I should’ve been tipped off by the fact that we were asked to report to our homerooms that something quite serious was happening, but even as we sat and watched the first tower burn, then the second tower get struck and burn, and the buildings crumble, the magnitude of what was transpiring didn’t quite sink in. I was on the cusp of turning 16 and fairly aware of world affairs and politics, but I really just didn’t understand what exactly was going on.

When we got sent home and I found my dad home early from work and glued to the TV was when things became clear: This was a really big deal. All day and the next morning we watched as the death toll rose and the details of the perpetrators and their plot started coming to light.

To say that the world changed in that moment would be stating an obvious fact. To say that my world changed in that moment may be, in some ways, a less apparent outcome of 9/11. It was an inflection point—a moment of innocence lost, in a sense. Previously abstract “adult” concepts like war became tangible and personal, and with that came a disillusionment about just how unthoughtful and unmeasured the proverbial adults in the room could be in times of crisis.

Terrorism, for instance, was a concept with which I wasn’t very familiar, and to the extent that I was, my primary association was domestic terrorism: the crimes of Timothy McVeigh and Ted Kaczynski, for example. The idea of Islamic terrorism was foreign to me up to that point, yet from that moment forward in public discourse, terrorism seemed to be portrayed as exclusively perpetrated by Muslims—a legacy of 9/11 that remains today and an association that for me (and probably for many) is really hard to shake, despite the fact that I know better. I know to temper my implicit biases with reason, but observation tells me that many compatriots seem utterly incapable of escaping and overcoming these learned prejudices, choosing to remain willfully ignorant in the face of facts

What was most striking and shocking about the aftermath of 9/11 for me, however, was how this event seemed to bring out the worst in us (Americans) as a collective. There were uplifting moments of coming together as a united people and stunning acts of generosity and heroism in the moments and immediate aftermath of the attack, to be sure, but as the weeks and months of the new post-9/11 era unfolded, I observed a level of hatred and what felt like war fever that I’d never experienced before.

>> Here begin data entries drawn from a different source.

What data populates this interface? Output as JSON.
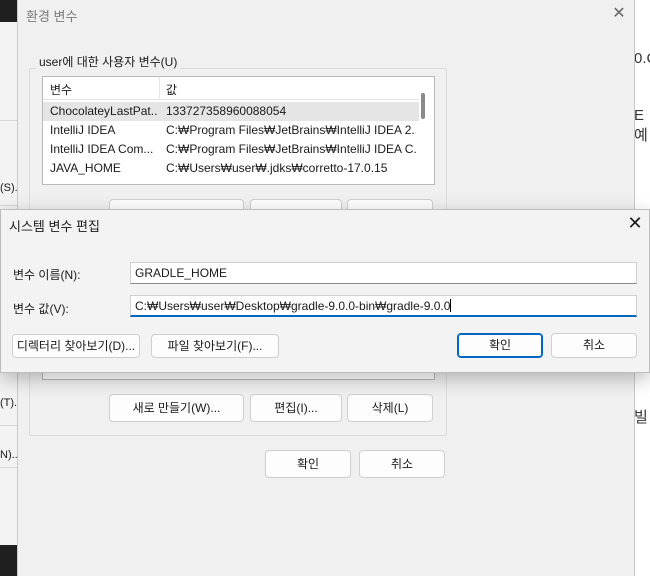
{
  "background": {
    "left_labels": [
      "(S).",
      "(T).",
      "N)..."
    ],
    "right_labels": [
      "0.C",
      "E예",
      "빌"
    ]
  },
  "env_dialog": {
    "title": "환경 변수",
    "close_glyph": "✕",
    "user_group_label": "user에 대한 사용자 변수(U)",
    "columns": [
      "변수",
      "값"
    ],
    "rows": [
      {
        "name": "ChocolateyLastPat...",
        "value": "133727358960088054",
        "selected": true
      },
      {
        "name": "IntelliJ IDEA",
        "value": "C:₩Program Files₩JetBrains₩IntelliJ IDEA 2...",
        "selected": false
      },
      {
        "name": "IntelliJ IDEA Com...",
        "value": "C:₩Program Files₩JetBrains₩IntelliJ IDEA C...",
        "selected": false
      },
      {
        "name": "JAVA_HOME",
        "value": "C:₩Users₩user₩.jdks₩corretto-17.0.15",
        "selected": false
      }
    ],
    "system_buttons": {
      "new_label": "새로 만들기(W)...",
      "edit_label": "편집(I)...",
      "delete_label": "삭제(L)"
    },
    "ok_label": "확인",
    "cancel_label": "취소"
  },
  "edit_dialog": {
    "title": "시스템 변수 편집",
    "close_glyph": "✕",
    "name_label": "변수 이름(N):",
    "name_value": "GRADLE_HOME",
    "value_label": "변수 값(V):",
    "value_value": "C:₩Users₩user₩Desktop₩gradle-9.0.0-bin₩gradle-9.0.0",
    "browse_dir_label": "디렉터리 찾아보기(D)...",
    "browse_file_label": "파일 찾아보기(F)...",
    "ok_label": "확인",
    "cancel_label": "취소"
  },
  "colors": {
    "accent": "#0067c0",
    "dialog_bg": "#f0f0f0",
    "selected_row": "#e5e5e5"
  }
}
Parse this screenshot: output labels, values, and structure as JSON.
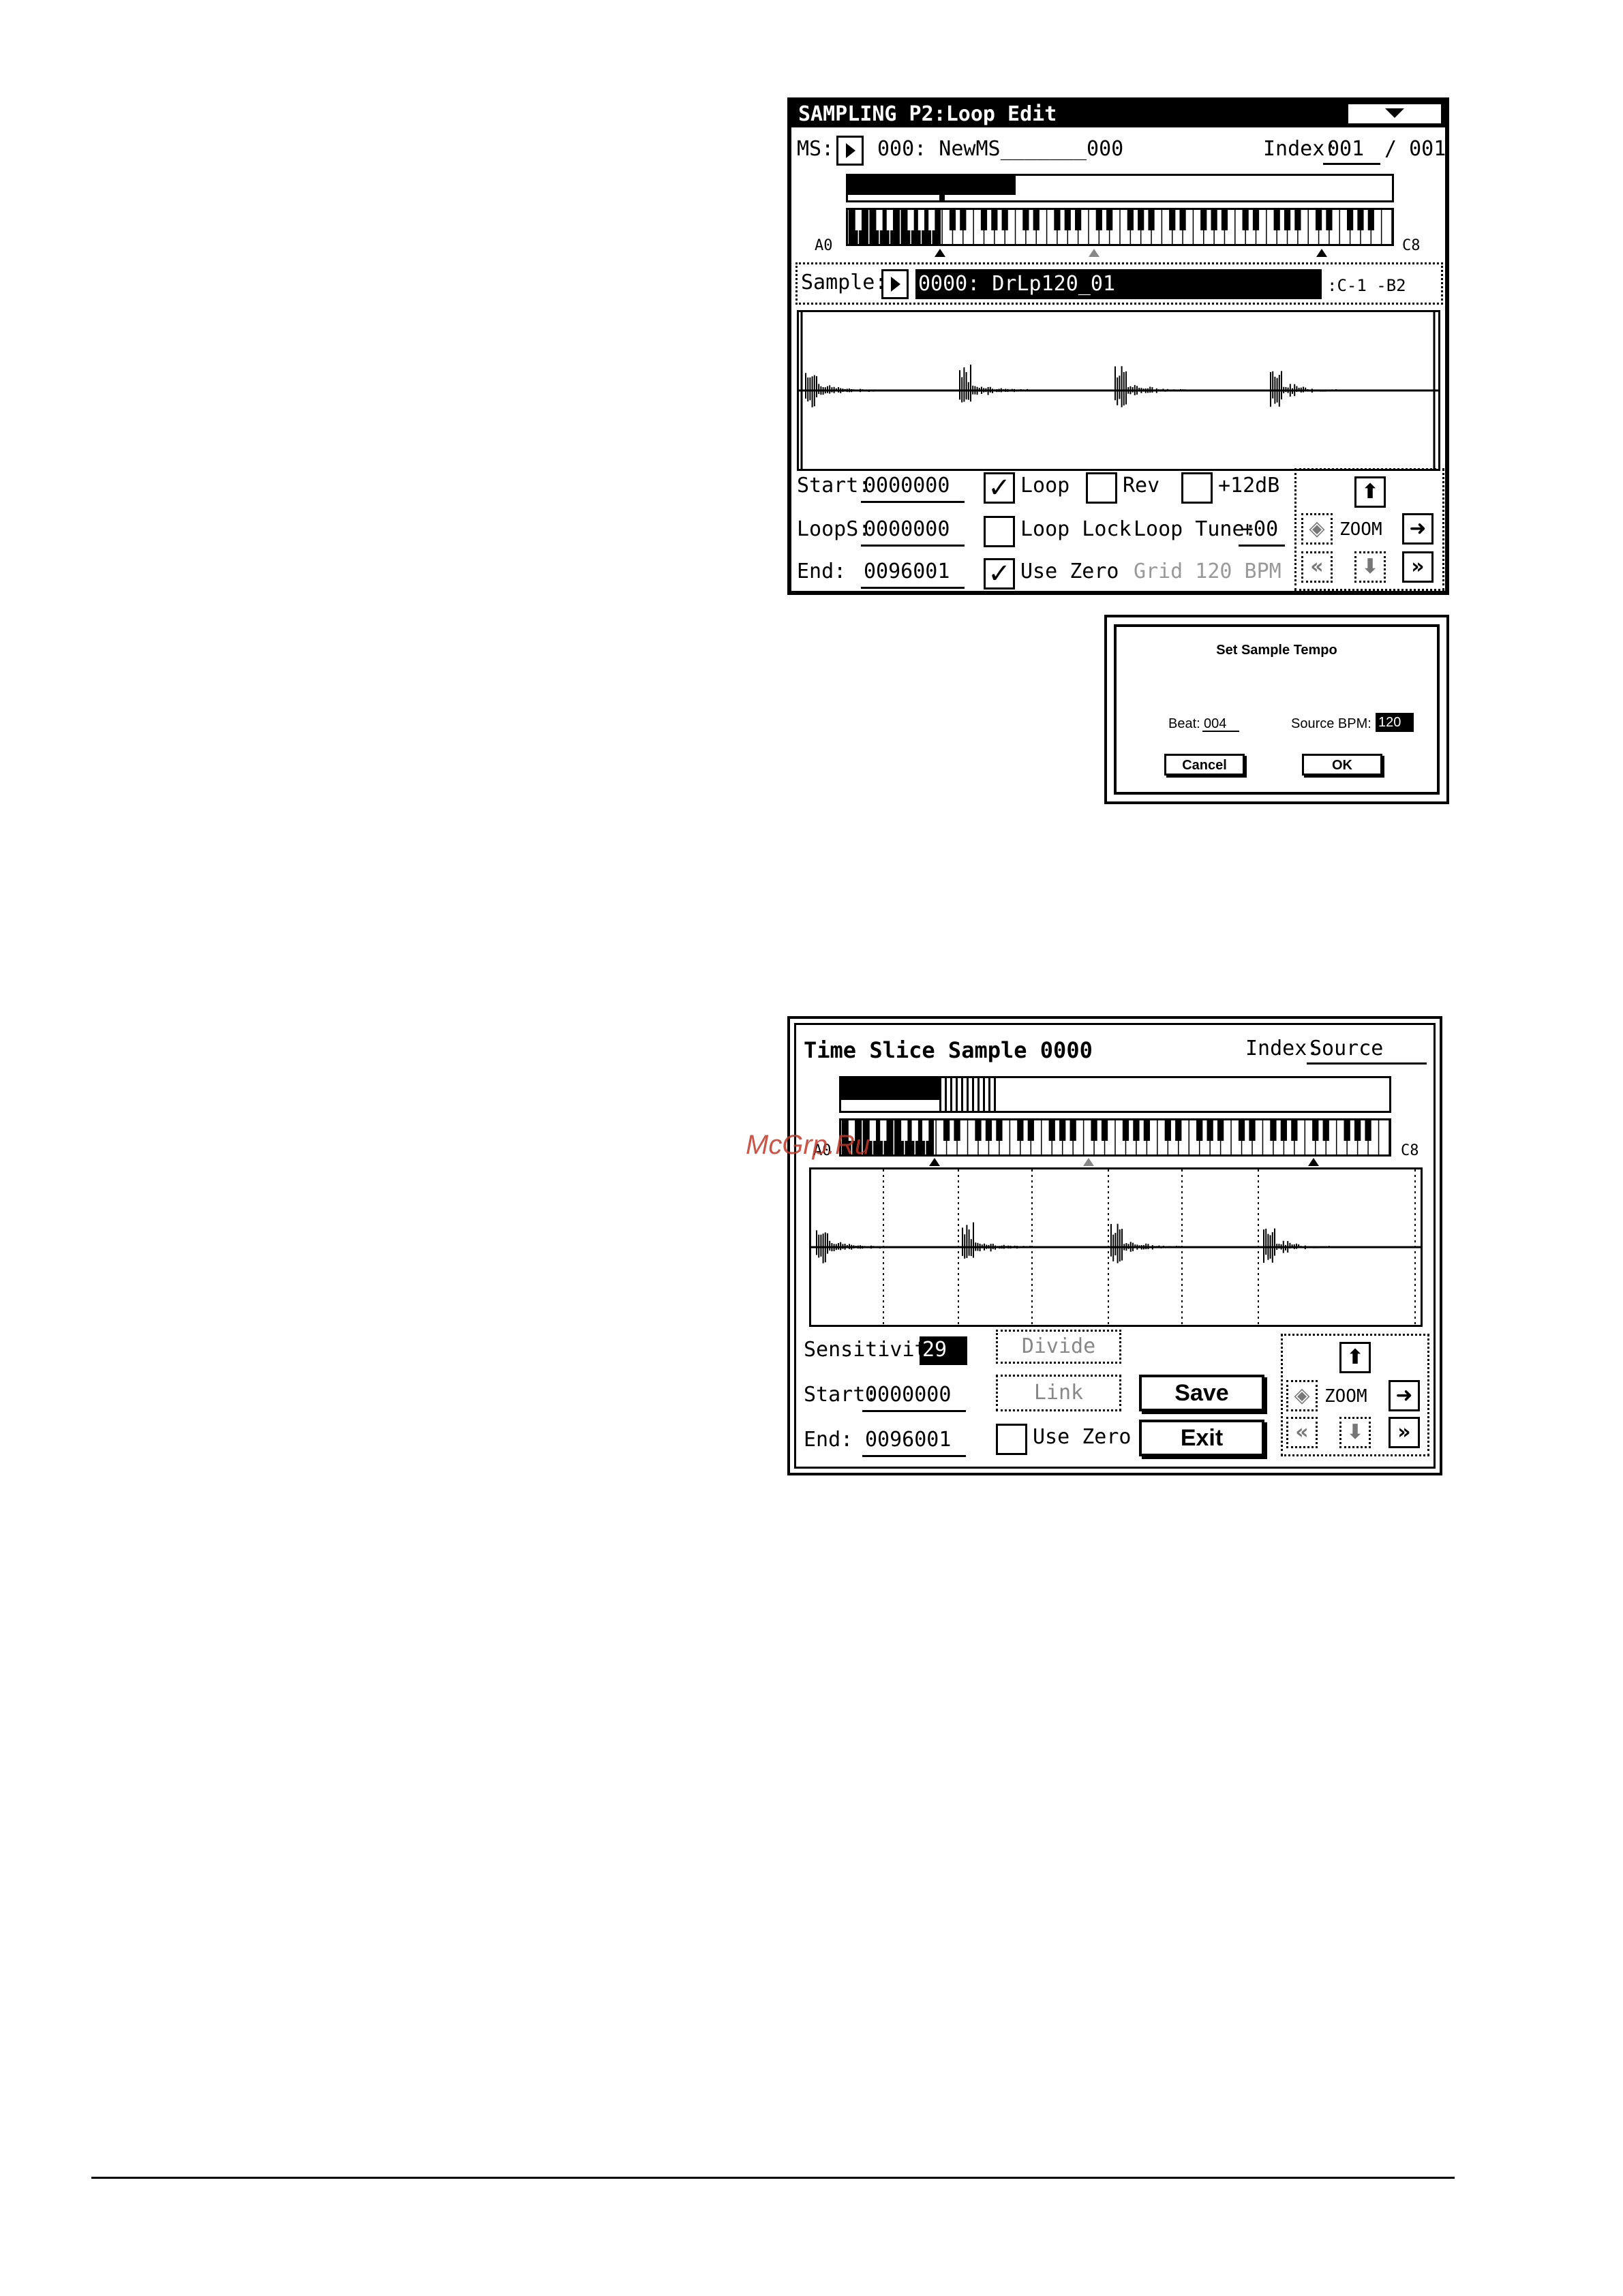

The feeling of helplessness and desperately needing to do something to respond to these horrific attacks was something I think everyone felt, most viscerally those in New York and Washington, DC, who were quite literally terrorized, not to mention the families of those who perished in the attacks. But that urge to respond in kind led many to flagrantly disregard the humanity of innocent civilians who would be on the receiving end of the wars we waged. I remember listening with shock and horror as a beloved teacher said something to the effect of “just bomb them all”—“them” being any Muslim in the Middle East. I also remember voicing to another teacher my concern about invading Iraq and the tenuous evidence of any weapons of mass destruction, much less any direct connection to 9/11, and being talked to as though I were a child who simply didn’t understand and didn’t have any place to comment. One could chalk these incidents up to a few isolated examples, but over 70% of the American public supported the invasion of Iraq when it happened with little regard for the justifications or the possible consequences, it seemed.

With hindsight, one could argue that history was on my side. “Mistakes were made,” one might say, and our involvement in Iraq spiraled into a huge quagmire, the consequences of which we are still dealing with today. But being “right” is of little consolation. The ugly aftermath of 9/11—from the anti-Muslim imagery and sentiments that still loom large in our society today to the eagerly entered wars that have led to mass destruction and little actual retribution—forever tarnished America for me in a way that I’m not sure is redeemable. The patriotism fueled by fear that I observed and the subsequent inability of the adults in the room to think soberly and act wisely and humanely is something that sits with me and unnerves me, particularly in our current political moment, when tensions are running high and animosity toward historical allies, immigrants in our country, and even fellow Americans feels extraordinarily acute.

I hate to count myself among the disillusioned younger generations, but 9/11 gave me a glimpse into what my fellow countrymen are capable of in moments of crisis, and what I saw was frightening.